De verdade na informação, apenas que o assunto virou caso de polícia, que começou investigando o suposto furto das sementes, no dia 2 de novembro de 2019, na Fazenda Santa Paula, de 2.279 hectares, na zona rural de Jaborandi, mas agora averigua apenas se houve o crime de apropriação indébita.

De um lado, está a empresa Sementes Mineirão, responsável por produzir as sementes e que tem como sócio-administrador o empresário Orlando Carlos Martins; do outro, a Fazenda Santa Paula, pertencente a Paulo Roberto Marques de Souza.

Há dois anos, a Sementes Mineirão arrendou a fazenda de Paulo Roberto para produzir as sementes e em troca pagar 11 sacas de soja por hectare. O contrato passou a vigorar na safra 2016/2017 e tinha prazo de término na safra 2020/2021.

Na safra 2017/2018, contudo, os pagamentos não foram realizados, o que fez Paulo Roberto acionar a Sementes Mineirão na 1ª Vara dos Feitos Relativos às Relações de Consumo, Cíveis e Comerciais da Comarca de Coribe, que abrange Jaborandi.

A ação judicial objetivou a rescisão contratual do arrendamento da fazenda, por via judicial, e reaver a posse da mesma, o que foi concedido pelo juiz João Batista Alcântara Filho, em decisão do dia 4 de outubro de 2019.

O magistrado reconheceu nesta primeira decisão que a Sementes Mineirão devia a Paulo Roberto R$ 1.936.761,73, correspondente ao não pagamento de 25.069 sacas de soja. A Sementes Mineirão também reconhece no processo que não cumpriu o acordo.

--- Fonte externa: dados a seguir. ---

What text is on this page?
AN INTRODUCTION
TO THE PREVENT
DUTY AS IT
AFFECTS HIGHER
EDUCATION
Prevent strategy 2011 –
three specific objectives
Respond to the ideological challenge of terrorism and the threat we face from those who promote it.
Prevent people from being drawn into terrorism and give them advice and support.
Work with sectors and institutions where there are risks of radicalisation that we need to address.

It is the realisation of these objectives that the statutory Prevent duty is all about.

A reintegração de posse foi cumprida, mas a dívida não foi paga e os bens da Sementes Mineirão (maquinários diversos e sementes) continuaram na Fazenda Santa Paula.

Em 17 de outubro de 2019, o mesmo juiz deu outra decisão favorável a Paulo Roberto, que pediu atualização da dívida, pois o valor que tinha sido colocado no início do processo era de há mais de um ano.

Com a inclusão de multas, 50 mil sacas de soja, juros, correção monetária e honorários, a dívida foi a R$ 11.265.954,92, valor reconhecido pelo juiz João Batista Alcântara Filho como devido a Fazenda Santa Paula pela Sementes Mineirão.

O magistrado determinou ainda que os bens da Sementes Mineirão que estão na fazenda e foram relacionados pelo oficial de Justiça no dia da reintegração de posse ficassem sob o poder da Fazenda Santa Paula, como fiel depositário, até que a dívida fosse paga.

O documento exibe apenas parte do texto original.